题目传送门
Problem Description
Lele now is thinking about a simple function f(x).
If x < 10 f(x) = x.
If x >= 10 f(x) = a0 * f(x-1) + a1 * f(x-2) + a2 * f(x-3) + …… + a9 * f(x-10);
And ai(0<=i<=9) can only be 0 or 1 .
Now, I will give a0 ~ a9 and two positive integers k and m ,and could you help Lele to caculate f(k)%m.
Input
The problem contains mutiple test cases.Please process to the end of file.
In each case, there will be two lines.
In the first line , there are two positive integers k and m. ( k<2*10^9 , m < 10^5 )

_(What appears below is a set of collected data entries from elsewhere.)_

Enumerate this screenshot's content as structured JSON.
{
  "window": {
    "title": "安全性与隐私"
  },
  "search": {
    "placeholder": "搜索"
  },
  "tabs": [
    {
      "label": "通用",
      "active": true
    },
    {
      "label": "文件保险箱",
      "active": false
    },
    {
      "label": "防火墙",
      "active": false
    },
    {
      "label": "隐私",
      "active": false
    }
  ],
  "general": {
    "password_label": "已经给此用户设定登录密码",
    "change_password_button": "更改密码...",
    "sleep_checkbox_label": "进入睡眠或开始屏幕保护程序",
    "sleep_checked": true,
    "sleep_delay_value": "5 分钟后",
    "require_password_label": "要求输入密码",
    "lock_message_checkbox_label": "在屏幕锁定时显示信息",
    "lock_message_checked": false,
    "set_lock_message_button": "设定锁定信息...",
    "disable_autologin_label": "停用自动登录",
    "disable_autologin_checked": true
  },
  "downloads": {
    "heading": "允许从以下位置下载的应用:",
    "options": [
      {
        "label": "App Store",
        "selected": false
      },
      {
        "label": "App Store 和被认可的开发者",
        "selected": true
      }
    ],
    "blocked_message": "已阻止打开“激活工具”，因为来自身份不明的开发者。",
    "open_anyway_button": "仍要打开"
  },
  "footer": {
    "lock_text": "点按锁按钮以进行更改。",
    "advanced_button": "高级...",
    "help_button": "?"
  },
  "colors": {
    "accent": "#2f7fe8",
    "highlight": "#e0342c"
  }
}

In the second line , there are ten integers represent a0 ~ a9.
Output
For each case, output f(k) % m in one line.
Sample Input
10 9999
1 1 1 1 1 1 1 1 1 1
20 500
1 0 1 0 1 0 1 0 1 0
Sample Output
45
104
#include <cstring>
#include <iostream>
#include <cstdio>
#define m(a,b) memset(a,b,sizeof a)
typedef long long ll;
using namespace std;
const int N=12;
ll p,mod;
struct mat{ll a[N][N];};
mat mat_mul(mat x,mat y)
{
mat res;
m(res.a,0);
for(int i=1;i<=10;i++)
for(int j=1;j<=10;j++)
for(int k=1;k<=10;k++)
res.a[i][j]=(res.a[i][j]+(x.a[i][k]*y.a[k][j])%mod)%mod;
return res;
}
mat mat_pow(mat c,ll p)
{
mat res;
m(res.a,0);
for(int i=1;i<=10;i++)
res.a[i][i]=1;
while(p)
{
if(p&1)
res=mat_mul(res,c);
c=mat_mul(c,c);
p>>=1;
}
return res;
}
int main()
{
while(~scanf("%lld%lld",&p,&mod))
{
mat c;
m(c.a,0);
for(int i=1;i<=10;i++)
scanf("%lld",&c.a[1][i]);
if(p<10)
{
printf("%lld\n",p%mod);
continue;
}
for(int i=2;i<=10;i++)
c.a[i][i-1]=1;
mat ans=mat_pow(c,p-9);
ll fin=0;
for(int i=1;i<=10;i++)
fin=(fin+ans.a[1][i]*(10-i))%mod;
printf("%lld\n",fin);
}
}